The possibility of such a world, however small, comes one step closer each time a school district marches music instruction up the steps of the budget guillotine or a municipality withdraws symphony support. The recent announcement that music education was to be "repositioned" at the University at Buffalo is the latest link in a chain of actions and policies that seek to undermine the arts in education.
While music education may seem just another casualty of the misguided money malcontents who would like to reduce life to a ledger page, its loss has graver consequences than the short-sighted can imagine.
University of Wisconsin psychologist Frances Rauscher has studied and written on the role music plays in spatial-temporal processes -- in short, reasoning and intelligence. In one study, the spatial reasoning performance of preschoolers with eight months of music lessons was higher by far than that of a control group that had no music lessons.
But practicing an instrument is not the only way music enhances mental development. In another study, Rauscher noted increases in the spatial IQ scores of students who listened to a selection of Mozart.
In other words, music makes us smarter. But that should come as no surprise to those of us who love music, who have listened to the tragedy of Madama Butterfly fill our houses; who have felt our hearts brushed by Itzhak Perlman's violin bow on the "Schindler's List" soundtrack; who have listened to Duke Ellington work a piano keyboard or Billie Holiday wrap her voice around a song.

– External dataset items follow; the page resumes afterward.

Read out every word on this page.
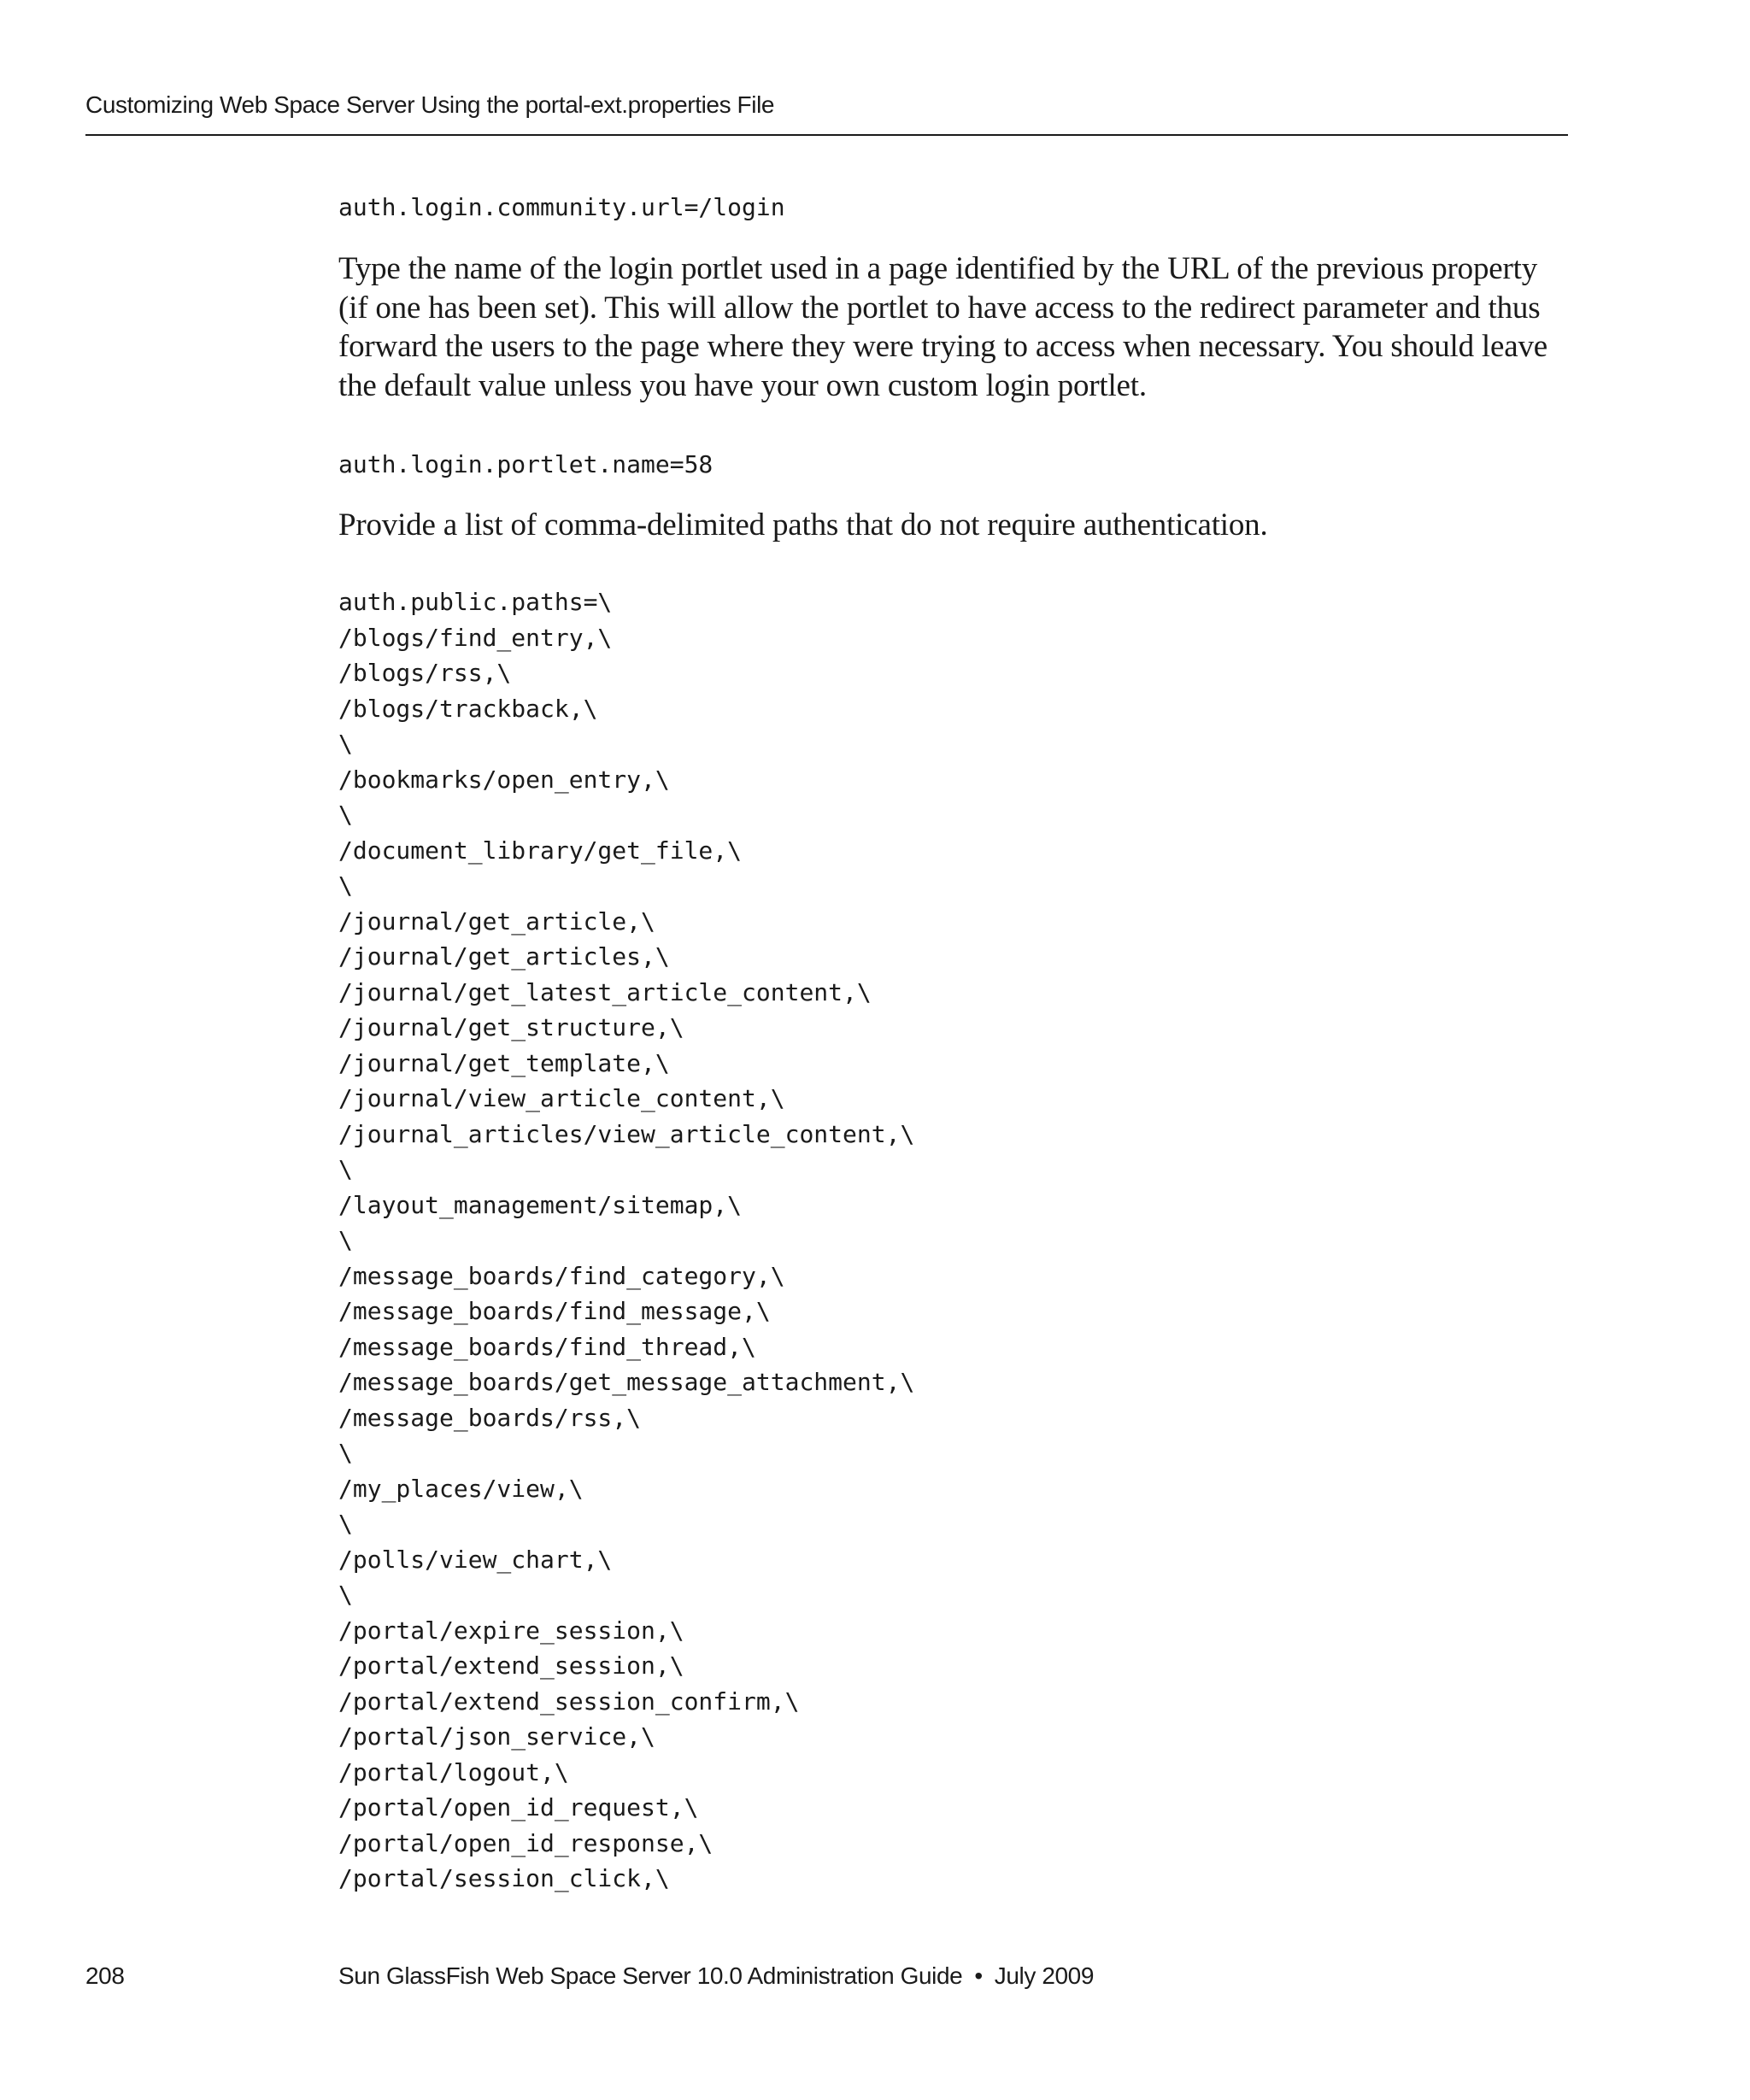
Customizing Web Space Server Using the portal-ext.properties File
auth.login.community.url=/login

Type the name of the login portlet used in a page identified by the URL of the previous property (if one has been set). This will allow the portlet to have access to the redirect parameter and thus forward the users to the page where they were trying to access when necessary. You should leave the default value unless you have your own custom login portlet.

auth.login.portlet.name=58

Provide a list of comma-delimited paths that do not require authentication.

auth.public.paths=\
/blogs/find_entry,\
/blogs/rss,\
/blogs/trackback,\
\
/bookmarks/open_entry,\
\
/document_library/get_file,\
\
/journal/get_article,\
/journal/get_articles,\
/journal/get_latest_article_content,\
/journal/get_structure,\
/journal/get_template,\
/journal/view_article_content,\
/journal_articles/view_article_content,\
\
/layout_management/sitemap,\
\
/message_boards/find_category,\
/message_boards/find_message,\
/message_boards/find_thread,\
/message_boards/get_message_attachment,\
/message_boards/rss,\
\
/my_places/view,\
\
/polls/view_chart,\
\
/portal/expire_session,\
/portal/extend_session,\
/portal/extend_session_confirm,\
/portal/json_service,\
/portal/logout,\
/portal/open_id_request,\
/portal/open_id_response,\
/portal/session_click,\
208	Sun GlassFish Web Space Server 10.0 Administration Guide • July 2009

Music makes us feel. It makes us tremble, laugh, cry and dream. It validates one side of human experience and helps us link it to another. It makes us think and imagine, move and feel alive. In so many ways it makes us fuller, richer human beings.
Smarter human beings.
Still, music education is facing too many firing squads.
What the penny protectors have forgotten is that their own love of music was learned. Certainly, part of one's musical awareness is acquired in the home, or in churches or in private lessons. Much of it, however, especially for children whose environments expose them to little or no variety in music, is learned in school.
For schools to use music to good purpose, they must have music programs and trained teachers. The University at Buffalo has long been the principal supplier of music teachers in this area, and study under various members of the Buffalo Philharmonic has made those teachers exceptionally well prepared. The weakening of music education at UB, then, is a major disservice to the school children of Western New York.
I remember a quasi-bully from my own grammar school days who seemed to drop the chip from his shoulder only when he was called upon to sing a solo in music class. He had a beautiful voice. Without these intervals of self-esteem, the school experience of this frequently in-trouble boy would have been almost completely negative.
One can only speculate how many with a "savage breast" have been or will be soothed by music education. However appalled it makes the bottom-liners, sometimes we have to have faith that a child with an instrument in his hand will have a harder time pulling a trigger or sliding a needle into his arm.
For that reason alone -- even if it had no impact on mental development -- music education would be well worth preserving.
GARY EARL ROSS is an associate professor at the University at Buffalo Educational Opportunity Center.